Paradoxically, it is a rather surprising fact that almost 3/4th of the Canadian patients have accepted this unusual delay. In spite of long waiting times, they are in all praise for the domestic clinics opining that quality of medical treatment back home is much better than the international average. Obviously, these confessions are from those who after waiting for long have ultimately been successful in seeing their doctors and had been treated well.
Ray of hope:
However, there is a silver lining behind the cloud of hopelessness for there has been an honest effort from some Canadian healthcare providers who try their best to reduce the waiting time. Evening and weekend healthcare services and extension of group health clinics are among the positive moves in this direction.
Another piece of good news from the Saskatchewan, providers over there have been successful in handling the waiting time issues bringing around 90 % of surgeries times to around lesser than three months.
Outbound medical tourism in Canada to maintain the upward trend:
Keeping other factors in mind contributing to the trend of rising outbound medical tourism in Canada, there is no denying the fact that an explicit correlation exists between Canadian patients preferring foreign health clinics and long wait times back home.

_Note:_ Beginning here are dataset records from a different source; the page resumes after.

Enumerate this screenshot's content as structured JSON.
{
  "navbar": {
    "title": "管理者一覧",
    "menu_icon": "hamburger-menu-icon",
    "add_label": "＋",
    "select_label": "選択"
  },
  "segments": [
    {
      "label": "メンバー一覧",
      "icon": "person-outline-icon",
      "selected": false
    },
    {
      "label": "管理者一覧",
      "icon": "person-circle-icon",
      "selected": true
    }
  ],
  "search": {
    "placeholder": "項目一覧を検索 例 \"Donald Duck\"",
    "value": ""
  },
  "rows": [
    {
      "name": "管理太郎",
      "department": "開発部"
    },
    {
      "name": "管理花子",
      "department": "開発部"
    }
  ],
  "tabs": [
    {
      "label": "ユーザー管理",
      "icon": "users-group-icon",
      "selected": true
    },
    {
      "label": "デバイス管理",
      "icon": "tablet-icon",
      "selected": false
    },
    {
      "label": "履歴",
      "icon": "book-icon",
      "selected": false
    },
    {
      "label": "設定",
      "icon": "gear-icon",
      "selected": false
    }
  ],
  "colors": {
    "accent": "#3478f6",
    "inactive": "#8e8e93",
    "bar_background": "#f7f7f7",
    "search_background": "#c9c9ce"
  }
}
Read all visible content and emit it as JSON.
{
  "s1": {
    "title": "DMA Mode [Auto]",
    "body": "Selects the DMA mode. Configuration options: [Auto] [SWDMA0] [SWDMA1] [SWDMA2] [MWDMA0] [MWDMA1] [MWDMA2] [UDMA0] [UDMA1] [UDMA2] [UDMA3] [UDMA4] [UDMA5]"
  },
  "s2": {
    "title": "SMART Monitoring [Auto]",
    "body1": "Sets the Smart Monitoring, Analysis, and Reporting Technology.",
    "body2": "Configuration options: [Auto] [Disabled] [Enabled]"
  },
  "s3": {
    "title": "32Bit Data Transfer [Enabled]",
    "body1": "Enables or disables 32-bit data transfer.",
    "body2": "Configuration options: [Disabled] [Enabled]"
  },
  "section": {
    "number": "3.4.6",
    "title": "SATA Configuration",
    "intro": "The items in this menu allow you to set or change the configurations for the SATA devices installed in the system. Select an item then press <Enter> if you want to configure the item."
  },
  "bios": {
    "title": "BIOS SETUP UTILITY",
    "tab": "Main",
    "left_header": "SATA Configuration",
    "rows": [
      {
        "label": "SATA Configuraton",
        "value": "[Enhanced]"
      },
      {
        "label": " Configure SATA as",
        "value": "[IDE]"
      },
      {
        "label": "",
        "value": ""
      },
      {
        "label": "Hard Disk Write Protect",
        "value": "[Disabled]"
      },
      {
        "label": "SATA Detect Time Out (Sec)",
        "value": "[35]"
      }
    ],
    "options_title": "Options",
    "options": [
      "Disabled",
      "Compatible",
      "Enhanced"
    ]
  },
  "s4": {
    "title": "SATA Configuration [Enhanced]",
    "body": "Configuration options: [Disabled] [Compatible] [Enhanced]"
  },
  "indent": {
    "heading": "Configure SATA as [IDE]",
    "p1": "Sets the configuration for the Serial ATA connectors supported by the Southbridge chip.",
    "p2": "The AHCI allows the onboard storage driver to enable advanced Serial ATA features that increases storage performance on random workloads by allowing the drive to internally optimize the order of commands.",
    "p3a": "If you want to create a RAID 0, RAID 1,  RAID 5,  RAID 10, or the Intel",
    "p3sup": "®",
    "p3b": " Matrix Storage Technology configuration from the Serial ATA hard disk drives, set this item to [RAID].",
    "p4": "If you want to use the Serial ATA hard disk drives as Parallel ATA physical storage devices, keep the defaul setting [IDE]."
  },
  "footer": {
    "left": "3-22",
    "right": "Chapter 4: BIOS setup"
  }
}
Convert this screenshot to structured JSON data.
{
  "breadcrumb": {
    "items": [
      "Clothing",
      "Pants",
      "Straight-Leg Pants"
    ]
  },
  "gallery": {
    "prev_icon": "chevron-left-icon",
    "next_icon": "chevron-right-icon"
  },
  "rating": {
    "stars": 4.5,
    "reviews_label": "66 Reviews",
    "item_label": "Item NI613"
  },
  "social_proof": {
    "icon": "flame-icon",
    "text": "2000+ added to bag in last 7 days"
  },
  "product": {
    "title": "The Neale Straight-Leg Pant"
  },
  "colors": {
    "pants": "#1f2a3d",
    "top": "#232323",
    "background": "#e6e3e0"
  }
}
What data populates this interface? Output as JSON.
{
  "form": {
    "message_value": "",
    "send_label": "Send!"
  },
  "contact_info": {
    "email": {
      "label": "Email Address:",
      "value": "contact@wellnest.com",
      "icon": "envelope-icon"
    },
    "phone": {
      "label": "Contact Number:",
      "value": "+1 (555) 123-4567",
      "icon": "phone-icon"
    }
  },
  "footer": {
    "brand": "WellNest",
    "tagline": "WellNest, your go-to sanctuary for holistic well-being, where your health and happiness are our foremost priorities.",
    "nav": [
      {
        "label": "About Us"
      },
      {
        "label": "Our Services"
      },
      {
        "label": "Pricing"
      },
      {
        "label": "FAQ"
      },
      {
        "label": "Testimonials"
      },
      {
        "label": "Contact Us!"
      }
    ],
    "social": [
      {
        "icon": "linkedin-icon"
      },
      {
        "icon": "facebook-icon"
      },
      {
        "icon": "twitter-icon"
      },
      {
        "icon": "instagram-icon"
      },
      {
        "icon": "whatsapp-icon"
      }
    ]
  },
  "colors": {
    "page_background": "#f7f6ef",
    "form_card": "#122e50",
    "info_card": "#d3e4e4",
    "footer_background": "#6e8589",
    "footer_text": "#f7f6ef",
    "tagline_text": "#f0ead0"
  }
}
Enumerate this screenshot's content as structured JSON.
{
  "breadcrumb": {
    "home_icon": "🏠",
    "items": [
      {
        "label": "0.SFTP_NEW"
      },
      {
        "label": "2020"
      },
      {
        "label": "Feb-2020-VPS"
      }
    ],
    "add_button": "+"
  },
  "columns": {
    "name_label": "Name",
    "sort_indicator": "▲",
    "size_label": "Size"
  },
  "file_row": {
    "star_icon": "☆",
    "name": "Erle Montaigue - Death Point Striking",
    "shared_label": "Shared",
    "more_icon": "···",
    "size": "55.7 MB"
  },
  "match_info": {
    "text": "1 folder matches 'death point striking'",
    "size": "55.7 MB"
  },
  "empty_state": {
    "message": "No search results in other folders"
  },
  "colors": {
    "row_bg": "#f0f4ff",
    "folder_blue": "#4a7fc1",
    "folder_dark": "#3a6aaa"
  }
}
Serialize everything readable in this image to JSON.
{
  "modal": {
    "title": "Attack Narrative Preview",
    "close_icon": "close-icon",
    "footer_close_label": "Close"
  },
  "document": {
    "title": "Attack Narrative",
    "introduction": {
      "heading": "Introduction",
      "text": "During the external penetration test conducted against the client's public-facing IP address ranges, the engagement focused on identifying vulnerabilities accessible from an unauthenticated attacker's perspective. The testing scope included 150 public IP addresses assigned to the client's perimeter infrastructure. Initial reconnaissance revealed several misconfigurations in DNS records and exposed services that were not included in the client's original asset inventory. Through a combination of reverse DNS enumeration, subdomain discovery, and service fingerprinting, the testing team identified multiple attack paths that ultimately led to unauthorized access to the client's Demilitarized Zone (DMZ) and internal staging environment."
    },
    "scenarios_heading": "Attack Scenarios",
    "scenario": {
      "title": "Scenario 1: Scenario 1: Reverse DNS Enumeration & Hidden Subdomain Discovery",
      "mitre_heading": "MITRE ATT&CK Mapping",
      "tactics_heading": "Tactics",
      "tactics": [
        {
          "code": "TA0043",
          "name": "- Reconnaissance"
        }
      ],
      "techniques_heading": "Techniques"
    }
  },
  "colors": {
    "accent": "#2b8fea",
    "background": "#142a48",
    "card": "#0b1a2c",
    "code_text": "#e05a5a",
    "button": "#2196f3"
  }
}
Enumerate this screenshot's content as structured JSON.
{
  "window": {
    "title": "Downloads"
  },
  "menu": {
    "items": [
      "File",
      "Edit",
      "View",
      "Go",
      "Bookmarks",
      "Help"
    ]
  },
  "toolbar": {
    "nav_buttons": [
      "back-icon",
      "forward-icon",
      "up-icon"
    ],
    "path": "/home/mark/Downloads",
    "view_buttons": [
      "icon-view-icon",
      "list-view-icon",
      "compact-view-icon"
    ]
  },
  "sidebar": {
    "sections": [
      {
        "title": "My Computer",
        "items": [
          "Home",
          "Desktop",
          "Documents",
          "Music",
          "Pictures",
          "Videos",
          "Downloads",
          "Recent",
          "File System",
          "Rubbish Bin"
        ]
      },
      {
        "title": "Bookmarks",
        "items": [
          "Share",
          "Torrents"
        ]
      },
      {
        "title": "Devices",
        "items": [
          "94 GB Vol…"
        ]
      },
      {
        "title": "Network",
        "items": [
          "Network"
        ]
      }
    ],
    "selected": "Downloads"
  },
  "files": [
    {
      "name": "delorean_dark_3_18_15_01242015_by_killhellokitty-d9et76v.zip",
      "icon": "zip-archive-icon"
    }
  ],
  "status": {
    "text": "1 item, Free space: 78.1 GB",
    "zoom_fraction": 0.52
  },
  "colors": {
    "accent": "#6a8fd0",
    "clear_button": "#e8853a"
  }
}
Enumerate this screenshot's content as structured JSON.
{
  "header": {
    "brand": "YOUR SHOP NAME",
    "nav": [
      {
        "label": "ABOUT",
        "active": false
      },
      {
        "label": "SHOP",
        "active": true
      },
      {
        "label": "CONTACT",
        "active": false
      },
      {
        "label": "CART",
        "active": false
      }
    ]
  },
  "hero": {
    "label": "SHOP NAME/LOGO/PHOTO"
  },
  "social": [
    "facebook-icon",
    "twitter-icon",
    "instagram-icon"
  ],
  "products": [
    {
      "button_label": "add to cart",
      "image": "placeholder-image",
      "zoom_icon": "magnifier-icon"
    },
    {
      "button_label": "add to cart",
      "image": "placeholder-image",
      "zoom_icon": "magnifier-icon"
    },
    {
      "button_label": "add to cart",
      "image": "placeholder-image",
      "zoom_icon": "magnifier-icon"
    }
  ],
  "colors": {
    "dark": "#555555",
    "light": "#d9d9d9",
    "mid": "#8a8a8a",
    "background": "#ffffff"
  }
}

It is envisaged that long waiting time could be arrested by stiffer competition. Healthcare providers would do their best to cut down on patient waiting time and compete with their rivals to hold back the patient exodus that has created a pronounced slump in healthcare market.
For Canada, it is not just the affluent who choose a healthcare solution abroad. There are a lot more people though not so well off but are still ready to spend their hard earned money on a foreign healthcare plan. They are clearly sucked by the waiting time scenario back home.
In spite of the caution notes issued by the Canadian government warning patients against availing medical treatment abroad, it seems not to have any pronounced effect unless the situation improves back home.